Anyway, my second op-ed column got published this past Wednesday in our local newspaper. I thought they would post it online like they did my first one, but it hasn’t showed up yet, so I’m just going to post it here myself. Let’s all hope I don’t get in trouble for copy infringement!
New Albany’s Great Debate – The Smoking Ban
My first cigarette was smoked sometime during my fifteenth year. It was a stolen Merit Menthol Light that I smoked while holding at arms length outside my bedroom window, hoping the smell and the smoke wouldn’t linger in my room.
Between then and July of 2007, I was a sometimes regular smoker (mostly through college), a sometimes social smoker (mostly in bars), and a sometimes stress smoker (mostly after Thanksgiving dinners). I liked Camel Lights, soft pack.
I’ve been fortunate never to step into the realm of chain-smoking, or need a cigarette badly enough and often enough that a carton purchase was more necessary than buying a pack. I do remember the pleasure and artistry of smoking. The million different ways you can hold your cigarette and ash it; the way you can use it to emphasize whatever it is you’re discussing; the way you can light it with a match or, even better, a Zippo; and what’s more gratifying than that first cigarette with a cold beer or a cup of coffee?
It’s been over a year since my last cigarette and I’ll never say never about smoking another one. Just a few Sundays ago, after watching back-to-back episodes of Mad Men, all I could think about was lighting up. I see both sides of the smoking ban-the filter and the butt.
And here’s my but: even as someone who can value the fulfilling-albeit fleeting-effects of the perfect smoke at the perfect time, don’t we want to live in a city that promotes the health of the overall community?
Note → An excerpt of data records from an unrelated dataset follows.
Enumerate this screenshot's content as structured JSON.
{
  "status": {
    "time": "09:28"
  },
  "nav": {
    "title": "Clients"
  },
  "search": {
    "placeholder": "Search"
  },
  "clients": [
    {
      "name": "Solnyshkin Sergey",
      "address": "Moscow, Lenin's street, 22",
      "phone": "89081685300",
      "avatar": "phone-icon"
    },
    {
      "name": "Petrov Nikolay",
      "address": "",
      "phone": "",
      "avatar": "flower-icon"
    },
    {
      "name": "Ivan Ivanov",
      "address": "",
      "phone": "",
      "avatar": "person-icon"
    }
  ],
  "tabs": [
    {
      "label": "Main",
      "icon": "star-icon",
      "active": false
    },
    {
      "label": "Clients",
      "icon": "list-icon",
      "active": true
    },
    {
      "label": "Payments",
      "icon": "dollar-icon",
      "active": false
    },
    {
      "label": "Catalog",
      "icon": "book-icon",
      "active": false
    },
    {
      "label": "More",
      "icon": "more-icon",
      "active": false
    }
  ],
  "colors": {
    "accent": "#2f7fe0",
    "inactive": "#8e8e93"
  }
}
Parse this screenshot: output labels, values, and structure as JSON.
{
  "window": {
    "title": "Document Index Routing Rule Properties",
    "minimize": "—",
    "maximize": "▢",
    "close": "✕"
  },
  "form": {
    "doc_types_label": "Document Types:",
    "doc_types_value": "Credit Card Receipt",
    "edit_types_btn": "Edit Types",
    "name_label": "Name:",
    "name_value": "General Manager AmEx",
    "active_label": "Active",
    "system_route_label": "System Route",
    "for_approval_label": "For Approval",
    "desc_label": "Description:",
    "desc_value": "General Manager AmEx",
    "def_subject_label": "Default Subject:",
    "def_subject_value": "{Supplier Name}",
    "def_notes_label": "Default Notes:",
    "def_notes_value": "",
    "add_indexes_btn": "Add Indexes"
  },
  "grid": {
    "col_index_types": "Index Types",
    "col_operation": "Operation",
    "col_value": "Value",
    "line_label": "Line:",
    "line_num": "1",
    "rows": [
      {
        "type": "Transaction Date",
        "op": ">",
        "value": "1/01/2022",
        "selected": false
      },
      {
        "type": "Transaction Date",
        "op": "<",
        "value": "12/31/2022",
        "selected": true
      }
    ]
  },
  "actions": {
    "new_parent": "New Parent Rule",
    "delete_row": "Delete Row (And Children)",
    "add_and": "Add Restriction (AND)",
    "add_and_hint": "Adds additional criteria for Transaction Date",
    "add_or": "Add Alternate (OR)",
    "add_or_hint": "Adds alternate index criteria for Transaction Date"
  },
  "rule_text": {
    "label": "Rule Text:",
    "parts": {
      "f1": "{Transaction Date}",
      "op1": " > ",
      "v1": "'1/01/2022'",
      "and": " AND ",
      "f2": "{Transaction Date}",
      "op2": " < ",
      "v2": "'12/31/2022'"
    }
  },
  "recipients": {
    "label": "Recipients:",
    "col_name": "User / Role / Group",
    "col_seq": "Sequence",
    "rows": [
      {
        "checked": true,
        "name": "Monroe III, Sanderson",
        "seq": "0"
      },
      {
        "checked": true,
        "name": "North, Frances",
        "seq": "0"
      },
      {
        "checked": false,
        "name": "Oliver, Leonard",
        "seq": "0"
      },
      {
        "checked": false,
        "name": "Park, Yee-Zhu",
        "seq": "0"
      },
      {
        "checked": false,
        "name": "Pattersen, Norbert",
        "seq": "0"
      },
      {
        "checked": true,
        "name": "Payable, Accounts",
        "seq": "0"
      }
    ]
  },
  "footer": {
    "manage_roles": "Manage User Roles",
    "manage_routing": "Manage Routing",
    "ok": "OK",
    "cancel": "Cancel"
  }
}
As a mayor, don’t you want to govern a progressive city? A city that leads by example and says that the physical welfare of our whole community is more important than the economic demands of a handful of business owners?
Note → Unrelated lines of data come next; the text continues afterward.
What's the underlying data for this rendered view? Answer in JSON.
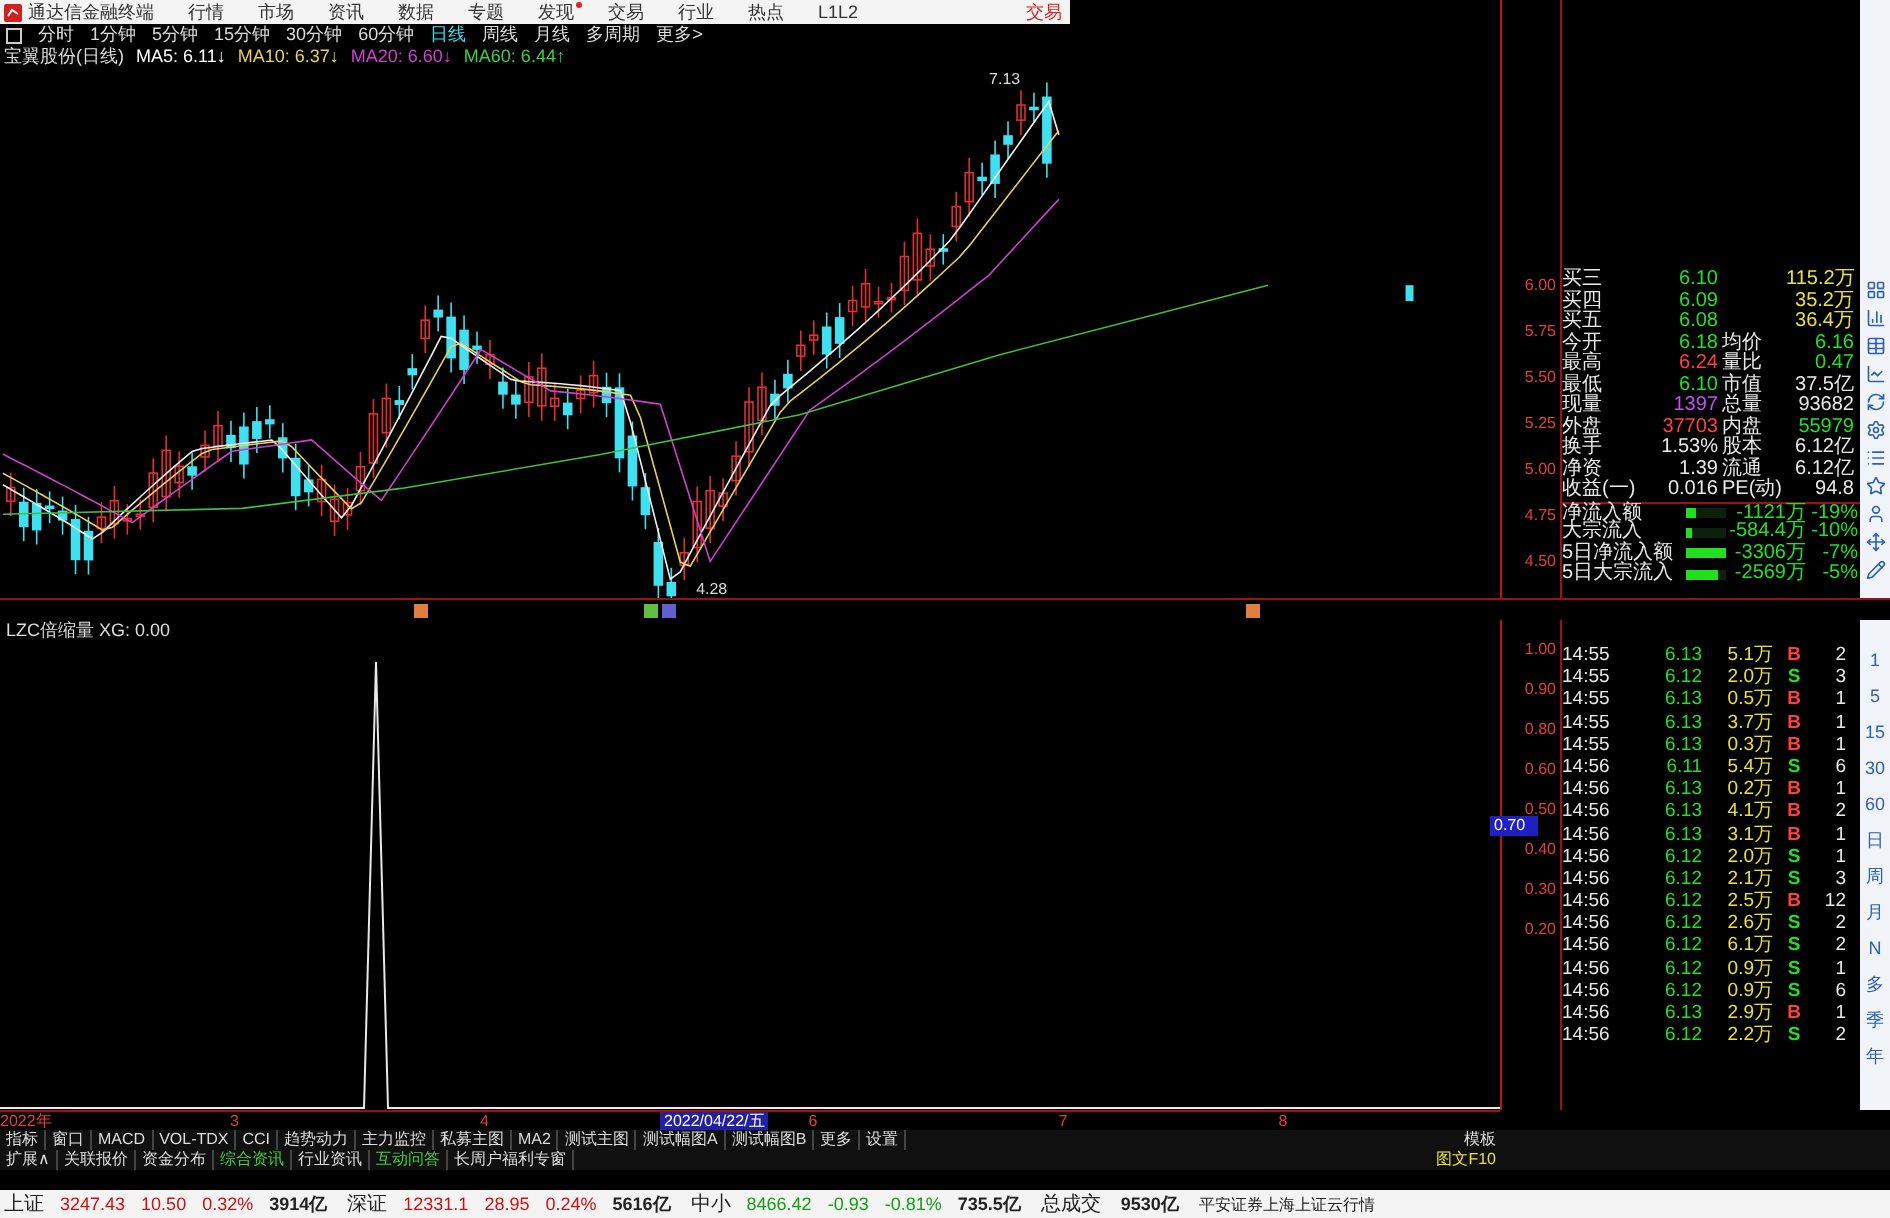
{
  "menu_bar": {
    "app_title": "通达信金融终端",
    "items": [
      "行情",
      "市场",
      "资讯",
      "数据",
      "专题",
      "发现",
      "交易",
      "行业",
      "热点",
      "L1L2"
    ],
    "trade": "交易"
  },
  "period_tabs": [
    {
      "label": "分时",
      "selected": false
    },
    {
      "label": "1分钟",
      "selected": false
    },
    {
      "label": "5分钟",
      "selected": false
    },
    {
      "label": "15分钟",
      "selected": false
    },
    {
      "label": "30分钟",
      "selected": false
    },
    {
      "label": "60分钟",
      "selected": false
    },
    {
      "label": "日线",
      "selected": true
    },
    {
      "label": "周线",
      "selected": false
    },
    {
      "label": "月线",
      "selected": false
    },
    {
      "label": "多周期",
      "selected": false
    },
    {
      "label": "更多>",
      "selected": false
    }
  ],
  "ma_legend": {
    "stock": "宝翼股份(日线)",
    "items": [
      {
        "label": "MA5: 6.11",
        "arrow": "↓",
        "color": "#ffffff"
      },
      {
        "label": "MA10: 6.37",
        "arrow": "↓",
        "color": "#e8d060"
      },
      {
        "label": "MA20: 6.60",
        "arrow": "↓",
        "color": "#d040d0"
      },
      {
        "label": "MA60: 6.44",
        "arrow": "↑",
        "color": "#40d040"
      }
    ]
  },
  "price_chart": {
    "high_label": "7.13",
    "low_label": "4.28"
  },
  "price_axis": [
    "6.00",
    "5.75",
    "5.50",
    "5.25",
    "5.00",
    "4.75",
    "4.50"
  ],
  "quote": {
    "rows": [
      {
        "left": {
          "label": "买三",
          "value": "6.10",
          "color": "#20e020"
        },
        "right": {
          "value": "115.2万",
          "color": "#e8e040"
        }
      },
      {
        "left": {
          "label": "买四",
          "value": "6.09",
          "color": "#20e020"
        },
        "right": {
          "value": "35.2万",
          "color": "#e8e040"
        }
      },
      {
        "left": {
          "label": "买五",
          "value": "6.08",
          "color": "#20e020"
        },
        "right": {
          "value": "36.4万",
          "color": "#e8e040"
        }
      },
      {
        "left": {
          "label": "今开",
          "value": "6.18",
          "color": "#20e020"
        },
        "right": {
          "label": "均价",
          "value": "6.16",
          "color": "#20e020"
        }
      },
      {
        "left": {
          "label": "最高",
          "value": "6.24",
          "color": "#ff4040"
        },
        "right": {
          "label": "量比",
          "value": "0.47",
          "color": "#20e020"
        }
      },
      {
        "left": {
          "label": "最低",
          "value": "6.10",
          "color": "#20e020"
        },
        "right": {
          "label": "市值",
          "value": "37.5亿",
          "color": "#e8e8e8"
        }
      },
      {
        "left": {
          "label": "现量",
          "value": "1397",
          "color": "#c050f0"
        },
        "right": {
          "label": "总量",
          "value": "93682",
          "color": "#e8e8e8"
        }
      },
      {
        "left": {
          "label": "外盘",
          "value": "37703",
          "color": "#ff4040"
        },
        "right": {
          "label": "内盘",
          "value": "55979",
          "color": "#20e020"
        }
      },
      {
        "left": {
          "label": "换手",
          "value": "1.53%",
          "color": "#e8e8e8"
        },
        "right": {
          "label": "股本",
          "value": "6.12亿",
          "color": "#e8e8e8"
        }
      },
      {
        "left": {
          "label": "净资",
          "value": "1.39",
          "color": "#e8e8e8"
        },
        "right": {
          "label": "流通",
          "value": "6.12亿",
          "color": "#e8e8e8"
        }
      },
      {
        "left": {
          "label": "收益(一)",
          "value": "0.016",
          "color": "#e8e8e8"
        },
        "right": {
          "label": "PE(动)",
          "value": "94.8",
          "color": "#e8e8e8"
        }
      }
    ]
  },
  "fund_flows": [
    {
      "label": "净流入额",
      "level": 0.25,
      "amount": "-1121万",
      "pct": "-19%"
    },
    {
      "label": "大宗流入",
      "level": 0.15,
      "amount": "-584.4万",
      "pct": "-10%"
    },
    {
      "label": "5日净流入额",
      "level": 1,
      "amount": "-3306万",
      "pct": "-7%"
    },
    {
      "label": "5日大宗流入",
      "level": 0.8,
      "amount": "-2569万",
      "pct": "-5%"
    }
  ],
  "indicator": {
    "legend": "LZC倍缩量 XG: 0.00",
    "ticks": [
      "1.00",
      "0.90",
      "0.80",
      "0.60",
      "0.50",
      "0.40",
      "0.30",
      "0.20"
    ],
    "cursor_value": "0.70"
  },
  "trades": [
    {
      "time": "14:55",
      "price": "6.13",
      "volume": "5.1万",
      "side": "B",
      "buy": true,
      "count": "2"
    },
    {
      "time": "14:55",
      "price": "6.12",
      "volume": "2.0万",
      "side": "S",
      "buy": false,
      "count": "3"
    },
    {
      "time": "14:55",
      "price": "6.13",
      "volume": "0.5万",
      "side": "B",
      "buy": true,
      "count": "1"
    },
    {
      "time": "14:55",
      "price": "6.13",
      "volume": "3.7万",
      "side": "B",
      "buy": true,
      "count": "1"
    },
    {
      "time": "14:55",
      "price": "6.13",
      "volume": "0.3万",
      "side": "B",
      "buy": true,
      "count": "1"
    },
    {
      "time": "14:56",
      "price": "6.11",
      "volume": "5.4万",
      "side": "S",
      "buy": false,
      "count": "6"
    },
    {
      "time": "14:56",
      "price": "6.13",
      "volume": "0.2万",
      "side": "B",
      "buy": true,
      "count": "1"
    },
    {
      "time": "14:56",
      "price": "6.13",
      "volume": "4.1万",
      "side": "B",
      "buy": true,
      "count": "2"
    },
    {
      "time": "14:56",
      "price": "6.13",
      "volume": "3.1万",
      "side": "B",
      "buy": true,
      "count": "1"
    },
    {
      "time": "14:56",
      "price": "6.12",
      "volume": "2.0万",
      "side": "S",
      "buy": false,
      "count": "1"
    },
    {
      "time": "14:56",
      "price": "6.12",
      "volume": "2.1万",
      "side": "S",
      "buy": false,
      "count": "3"
    },
    {
      "time": "14:56",
      "price": "6.12",
      "volume": "2.5万",
      "side": "B",
      "buy": true,
      "count": "12"
    },
    {
      "time": "14:56",
      "price": "6.12",
      "volume": "2.6万",
      "side": "S",
      "buy": false,
      "count": "2"
    },
    {
      "time": "14:56",
      "price": "6.12",
      "volume": "6.1万",
      "side": "S",
      "buy": false,
      "count": "2"
    },
    {
      "time": "14:56",
      "price": "6.12",
      "volume": "0.9万",
      "side": "S",
      "buy": false,
      "count": "1"
    },
    {
      "time": "14:56",
      "price": "6.12",
      "volume": "0.9万",
      "side": "S",
      "buy": false,
      "count": "6"
    },
    {
      "time": "14:56",
      "price": "6.13",
      "volume": "2.9万",
      "side": "B",
      "buy": true,
      "count": "1"
    },
    {
      "time": "14:56",
      "price": "6.12",
      "volume": "2.2万",
      "side": "S",
      "buy": false,
      "count": "2"
    }
  ],
  "side_periods": [
    "1",
    "5",
    "15",
    "30",
    "60",
    "日",
    "周",
    "月",
    "N",
    "多",
    "季",
    "年"
  ],
  "date_axis": {
    "labels": [
      "2022年",
      "3",
      "4",
      "6",
      "7",
      "8"
    ],
    "cursor_date": "2022/04/22/五"
  },
  "indicator_tabs": [
    "指标",
    "窗口",
    "MACD",
    "VOL-TDX",
    "CCI",
    "趋势动力",
    "主力监控",
    "私募主图",
    "MA2",
    "测试主图",
    "测试幅图A",
    "测试幅图B",
    "更多",
    "设置"
  ],
  "template": "模板",
  "extension_tabs": [
    {
      "label": "扩展∧",
      "selected": false
    },
    {
      "label": "关联报价",
      "selected": false
    },
    {
      "label": "资金分布",
      "selected": false
    },
    {
      "label": "综合资讯",
      "selected": true
    },
    {
      "label": "行业资讯",
      "selected": false
    },
    {
      "label": "互动问答",
      "selected": true
    },
    {
      "label": "长周户福利专窗",
      "selected": false
    }
  ],
  "f10": "图文F10",
  "status_bar": {
    "indices": [
      {
        "name": "上证",
        "value": "3247.43",
        "change": "10.50",
        "pct": "0.32%",
        "amount": "3914亿",
        "color": "#d01010"
      },
      {
        "name": "深证",
        "value": "12331.1",
        "change": "28.95",
        "pct": "0.24%",
        "amount": "5616亿",
        "color": "#d01010"
      },
      {
        "name": "中小",
        "value": "8466.42",
        "change": "-0.93",
        "pct": "-0.81%",
        "amount": "735.5亿",
        "color": "#10a010"
      }
    ],
    "total_label": "总成交",
    "total": "9530亿",
    "note": "平安证券上海上证云行情"
  }
}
You can pull research and resources that validate both sides of this debate. A simple Google search will return studies to prove and disprove the actual adverse effects of secondhand smoke. There are also studies that show little to no effect on the economic impact on businesses in the cities where smoking bans are enforced.
And then there are the smokers. I can hear the mental chorus now, “What about our freedom? Our right to light up! Keep your legislative hands off my pack of smokes!”
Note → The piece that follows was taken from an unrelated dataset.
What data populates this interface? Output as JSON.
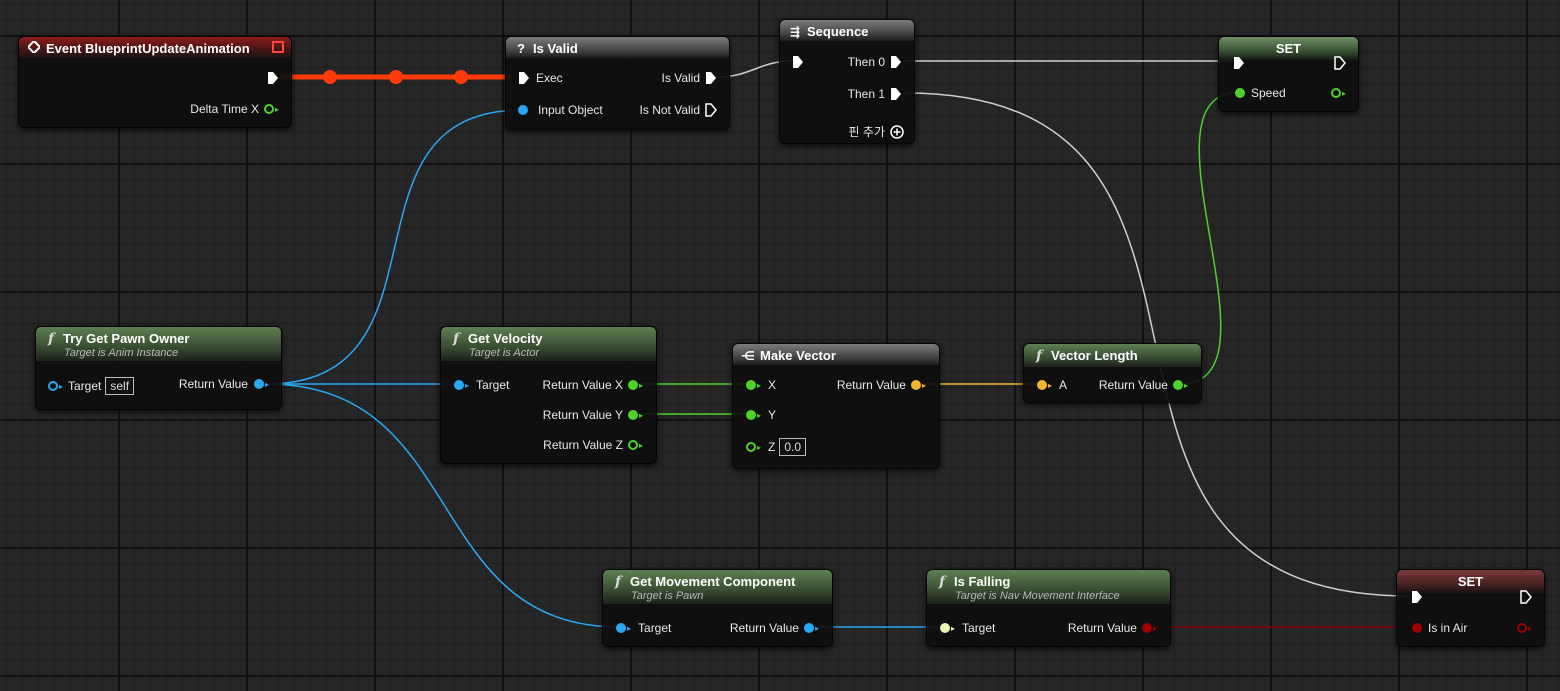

It’s the defiant cry of people who are tired of being led by a government that wants to control their every move (even though they often look to the same government to control their rising health care costs.)
Here’s my but to this argument: haven’t we been duped? Duped into believing that a cigarette should be fought for as one of our basic rights-a product that has been proven over and over to cause slow, horrific deaths, low birth rates, and a constant stream of unaffordable health problems.
The tobacco industry, arguably the most inherently evil corporate organization during the last century, was also the most genius marketing force ever to hit our capitalistic shores. They took one of our basic psychological shortcomings, our nature for oral fixation, and fed it a stick stocked with damaging and crushingly addictive chemicals.
They made it cool from the beginning. Who didn’t want to be (or date) a Marlboro man? And when women took the corner offices, the tobacco industry was the first to let us know how far we had come (although, they still called us babies). They watched quietly as smoking habits were passed from one generation to the next and reinforced their dirty little secrets by promoting cigarettes to the younger generations with candy cigarettes and cartoon advertising.
This is an industry that profited on promoting cigarettes to children when they knew it was beyond harmful to the child’s lifelong health.
And now, the biggest triumph of all: they’ve convinced their involuntarily loyal customers to fight for them, “No matter how it affects me, my children, or the people around me; LET ME SMOKE!”
I don’t want to preach to people and tell them they shouldn’t smoke. I say, “Smoke up all you want.” But, don’t argue that it should be legal to do it in the restaurant where I’m trying to enjoy a meal, or behind the counter of my local convenient store. A smoking ban doesn’t limit your right to smoke; it protects my right to keep your smoke off of my-and my child’s-clothes, hair, and lungs.
The smoking ban appears to be an almost dead issue at the time. The mayor has vetoed it and the committee to review it is slow moving. Maybe it’s just not our time yet. Every city progresses at its own speed. Small steps, right? First we bring it in front of council. We debate it until we’re blue in the face. And eventually, we choose healthy progressive measures to advance our community instead of setting them afire.